The Titan submersible disaster is being used to sow doubt about US President Richard Nixon’s famous 1969 telephone call to astronauts on the Moon.
This is misleading. The late president didn’t make a direct landline call to Apollo 11, and experts told AAP FactCheck that submarines are much harder to contact than spacecraft. The Titan submersible was also uncontactable because it had imploded.
The Titan had five people on board when it lost communications with its surface vessel an hour and 45 minutes after starting its descent towards the wreck of the Titanic in the Atlantic Ocean, on June 18.
Nothing was heard from the vessel again, until a debris field containing pieces of the Titan was found near the Titanic on June 22. The discovery led to the conclusion the Titan had suffered a catastrophic implosion.
“They can’t contact a submarine from 12,000 feet in 2023. But apparently, they called the moon from a landline in 1969,” the post says.
In a comment below their post, the user adds: “The point was that we barely can make things work with the technology we have on land and in the oceans so how did they make phones work well on the moon.”
The claim hints at the long-running conspiracy (debunked here and here) that the Moon landing was faked because President Nixon’s famous landline phone call from The White House to the Apollo 11 astronauts was impossible.
But Nixon didn’t call the moon directly from a landline. The Nixon Foundation website explains here, Nixon’s telephoned NASA’s Mission Control in Houston, where capsule communicator (CapCom) Bruce McCandless II routed the president through to the Apollo 11 crew.
The company NASA used to facilitate that communication, AT&T, said that the call travelled an estimated 290,000 miles (466,709km) one way, with millions listening in on radio and television.
It’s also misleading to compare that 1969 call with the inability of authorities to contact the Titan submarine in 2023 with experts explaining that underwater communications are much more difficult than those in space.
Scott Bainbridge, team leader of technology development at the Australian Institute of Marine Science said radio waves in general are absorbed by water, “so normal radio comms don’t work underwater but do in space”.
“So yes, using radio waves it is far easier to talk to the moon than to a sub,” he told AAP FactCheck in an email.
Mr Bainbridge said long-wave, high-power radio waves can propagate underwater but they require extensive infrastructure, which can’t be installed in the open ocean.
“You can use acoustics to communicate but this is slow and limited so they would have had some comms but slow and limited,” he added.
“However, the underwater wireless technology (underwater acoustic communications) is very limited in both data rates (several kilobytes or less) and reliability,” Dr Song told AAP FactCheck in an email.

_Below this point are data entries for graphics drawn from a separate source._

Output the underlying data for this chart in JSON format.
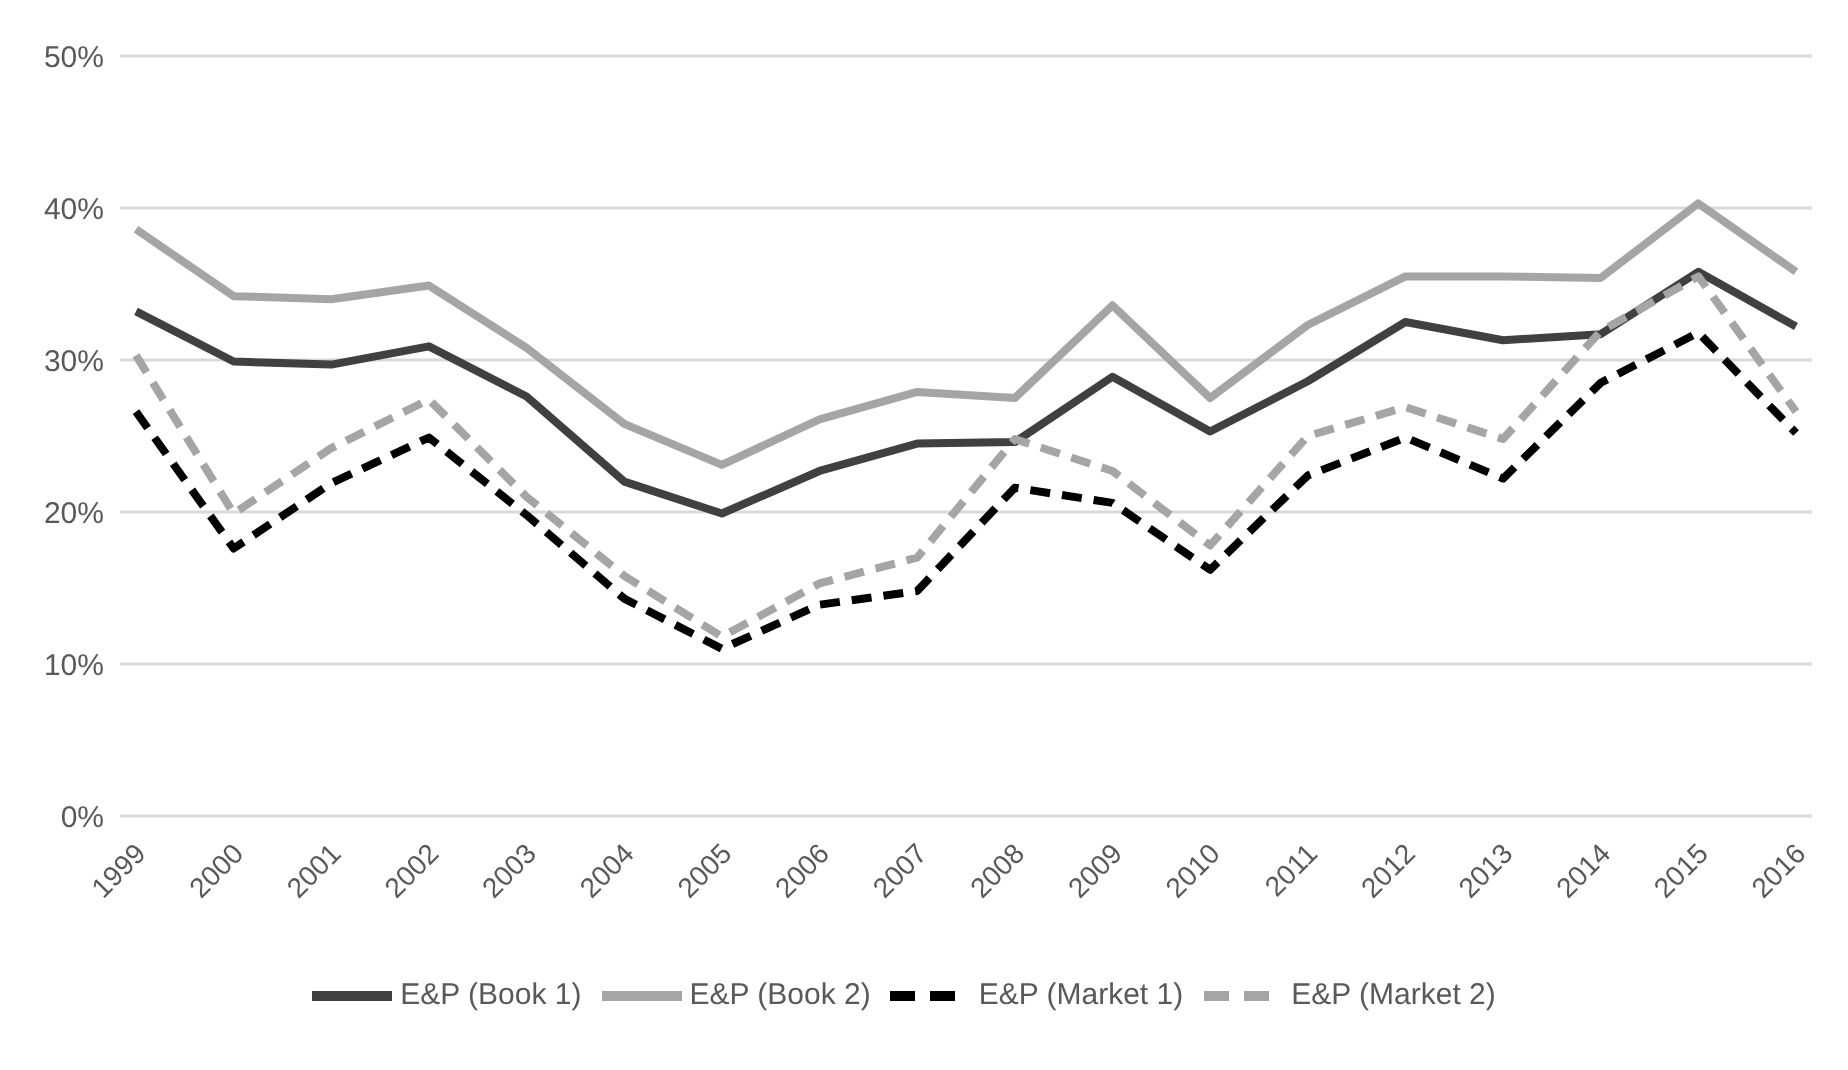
{
  "chart_data": {
    "type": "line",
    "categories": [
      "1999",
      "2000",
      "2001",
      "2002",
      "2003",
      "2004",
      "2005",
      "2006",
      "2007",
      "2008",
      "2009",
      "2010",
      "2011",
      "2012",
      "2013",
      "2014",
      "2015",
      "2016"
    ],
    "series": [
      {
        "name": "E&P (Book 1)",
        "color": "#404040",
        "line_style": "solid",
        "values": [
          33.2,
          29.9,
          29.7,
          30.9,
          27.6,
          22.0,
          19.9,
          22.7,
          24.5,
          24.6,
          28.9,
          25.3,
          28.6,
          32.5,
          31.3,
          31.7,
          35.8,
          32.2
        ]
      },
      {
        "name": "E&P (Book 2)",
        "color": "#a5a5a5",
        "line_style": "solid",
        "values": [
          38.6,
          34.2,
          34.0,
          34.9,
          30.8,
          25.8,
          23.1,
          26.1,
          27.9,
          27.5,
          33.6,
          27.5,
          32.3,
          35.5,
          35.5,
          35.4,
          40.3,
          35.8
        ]
      },
      {
        "name": "E&P (Market 1)",
        "color": "#000000",
        "line_style": "dashed",
        "values": [
          26.6,
          17.6,
          21.9,
          24.9,
          19.8,
          14.3,
          11.0,
          13.9,
          14.8,
          21.6,
          20.6,
          16.2,
          22.4,
          24.9,
          22.2,
          28.5,
          31.8,
          25.2
        ]
      },
      {
        "name": "E&P (Market 2)",
        "color": "#a5a5a5",
        "line_style": "dashed",
        "values": [
          30.3,
          19.9,
          24.2,
          27.4,
          21.0,
          15.8,
          11.8,
          15.3,
          17.0,
          24.8,
          22.7,
          17.8,
          25.0,
          26.9,
          24.8,
          31.9,
          35.5,
          26.6
        ]
      }
    ],
    "ylim": [
      0,
      50
    ],
    "yticks": [
      {
        "value": 0,
        "label": "0%"
      },
      {
        "value": 10,
        "label": "10%"
      },
      {
        "value": 20,
        "label": "20%"
      },
      {
        "value": 30,
        "label": "30%"
      },
      {
        "value": 40,
        "label": "40%"
      },
      {
        "value": 50,
        "label": "50%"
      }
    ],
    "grid": "y",
    "legend": "bottom",
    "marker": "none"
  }
}
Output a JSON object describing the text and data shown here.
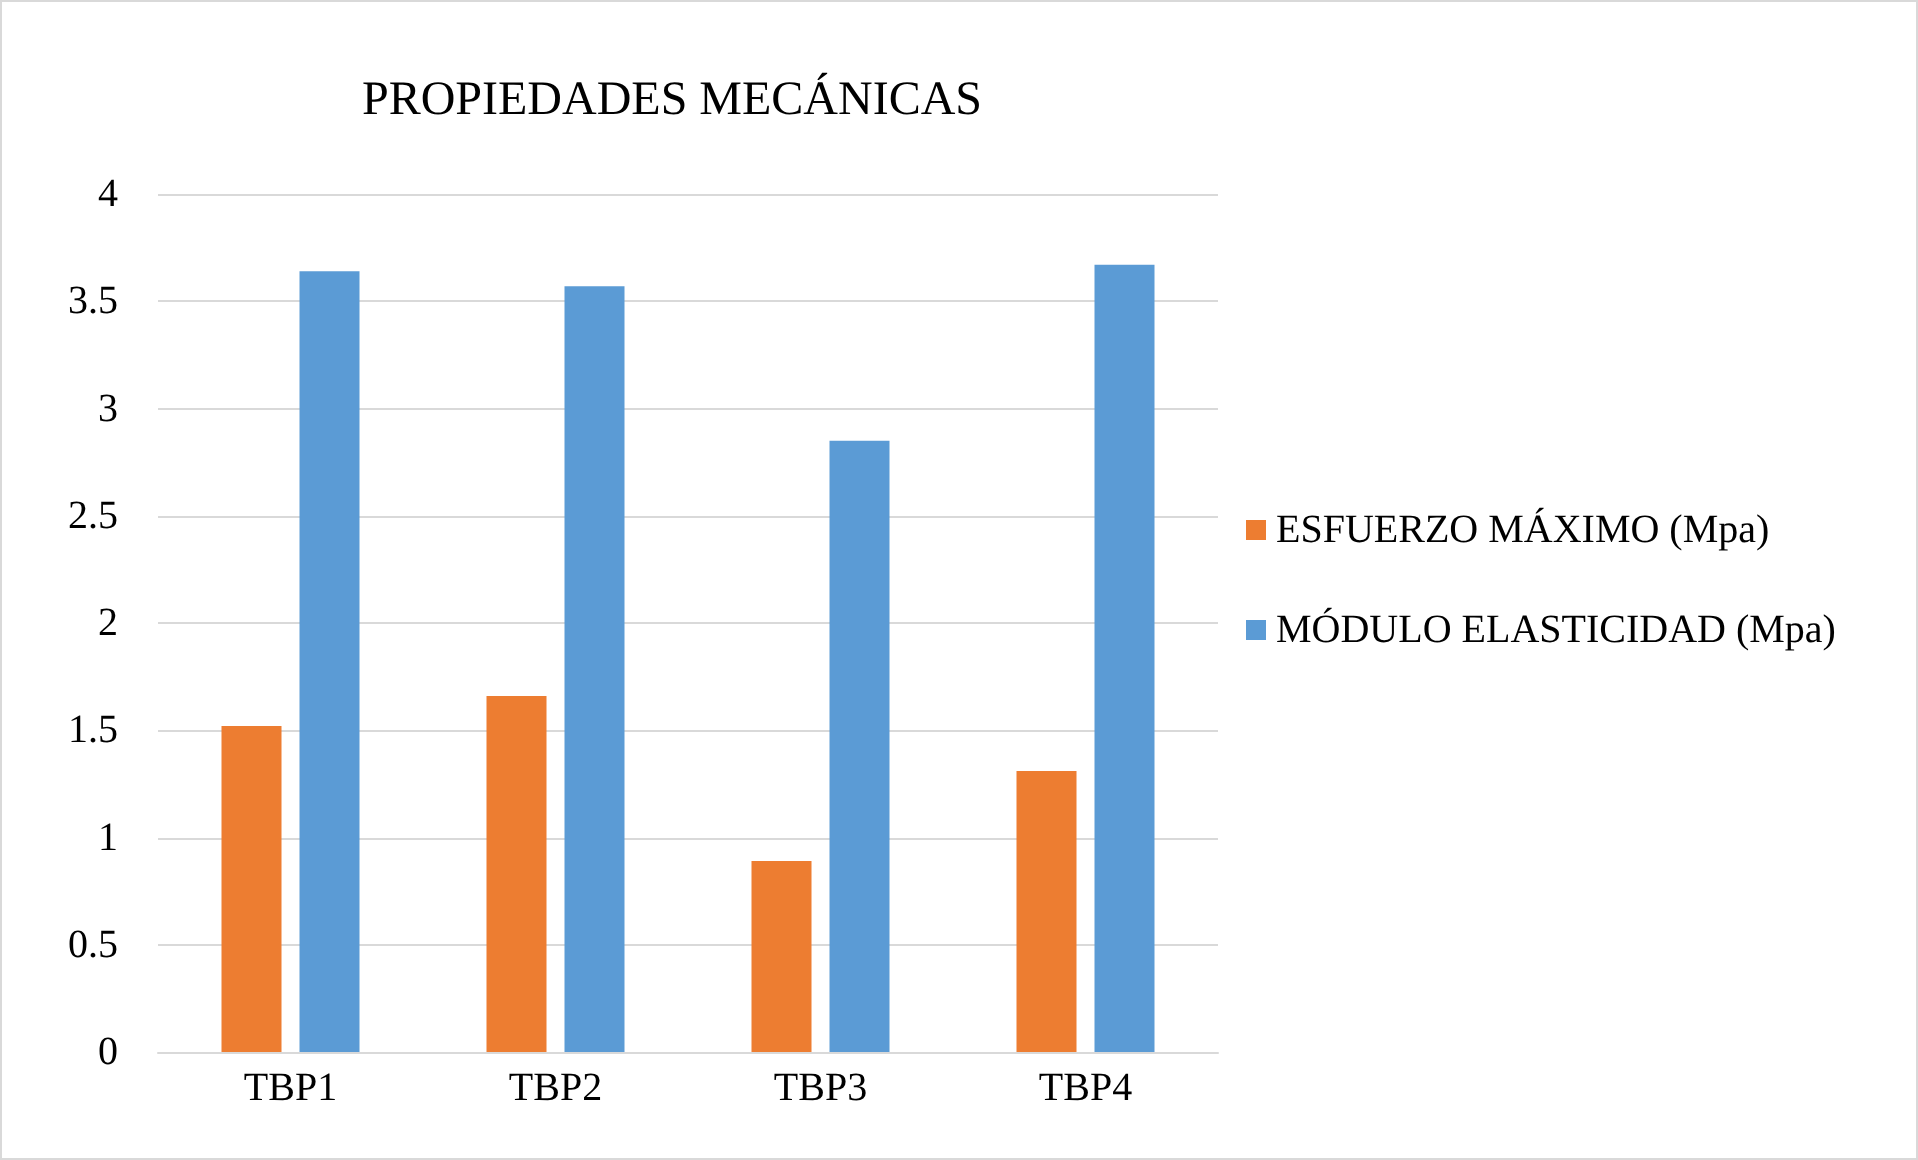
{
  "chart_data": {
    "type": "bar",
    "title": "PROPIEDADES MECÁNICAS",
    "categories": [
      "TBP1",
      "TBP2",
      "TBP3",
      "TBP4"
    ],
    "series": [
      {
        "name": "ESFUERZO MÁXIMO (Mpa)",
        "color": "#ed7d31",
        "values": [
          1.52,
          1.66,
          0.89,
          1.31
        ]
      },
      {
        "name": "MÓDULO ELASTICIDAD (Mpa)",
        "color": "#5b9bd5",
        "values": [
          3.64,
          3.57,
          2.85,
          3.67
        ]
      }
    ],
    "ylim": [
      0,
      4
    ],
    "yticks": [
      0,
      0.5,
      1,
      1.5,
      2,
      2.5,
      3,
      3.5,
      4
    ],
    "grid": "y",
    "legend": "right"
  }
}
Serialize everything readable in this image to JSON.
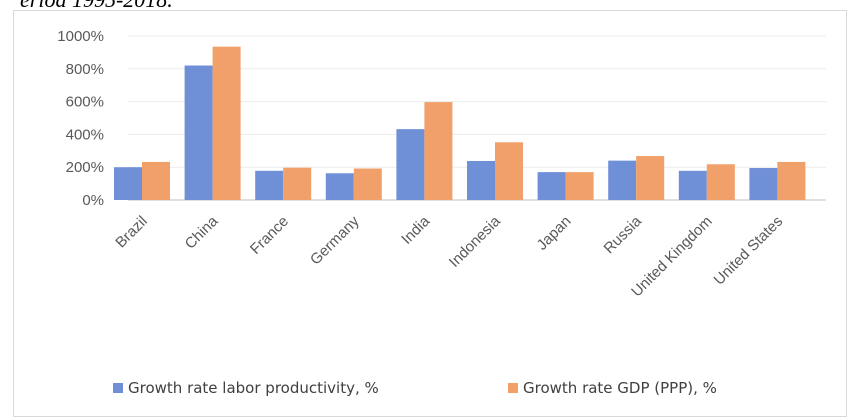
{
  "caption": "eriod 1995-2018.",
  "chart_data": {
    "type": "bar",
    "title": "",
    "xlabel": "",
    "ylabel": "",
    "ylim": [
      0,
      1000
    ],
    "y_ticks": [
      0,
      200,
      400,
      600,
      800,
      1000
    ],
    "y_tick_labels": [
      "0%",
      "200%",
      "400%",
      "600%",
      "800%",
      "1000%"
    ],
    "grid": true,
    "legend_position": "bottom",
    "categories": [
      "Brazil",
      "China",
      "France",
      "Germany",
      "India",
      "Indonesia",
      "Japan",
      "Russia",
      "United Kingdom",
      "United States"
    ],
    "series": [
      {
        "name": "Growth rate labor productivity, %",
        "color": "#6f8fd6",
        "values": [
          200,
          820,
          178,
          163,
          432,
          238,
          170,
          240,
          178,
          195
        ]
      },
      {
        "name": "Growth rate GDP (PPP), %",
        "color": "#f2a06a",
        "values": [
          232,
          935,
          197,
          192,
          597,
          352,
          170,
          268,
          218,
          232
        ]
      }
    ]
  }
}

“Assuming there is a top unit at the sea surface to call the submersible, we need to use the vertical channel, meaning that the top unit should be directly above the submersible for reliable communications. Only limited information can be exchanged between the top unit and the submersible because of the characteristics of acoustic wave propagation in the ocean.”
It’s extremely difficult to communicate with deep submarines, but not impossible as the post claims, unless, as in the Titan’s case, the vessel has been destroyed.
The claim that apparently humans called the Moon from a landline phone in 1969, but can’t even contact a submarine in 2023 is misleading.
US President Richard Nixon did not directly call Apollo 11 astronauts on the Moon from a landline as his call was routed through Mission Control.
Experts told AAP FactCheck that communicating with submersibles underwater is far more difficult than communicating with spacecraft. The Titan submersible wasn’t contactable because it had imploded.
Misleading – The claim is accurate in parts but information has also been presented incorrectly, out of context or omitted.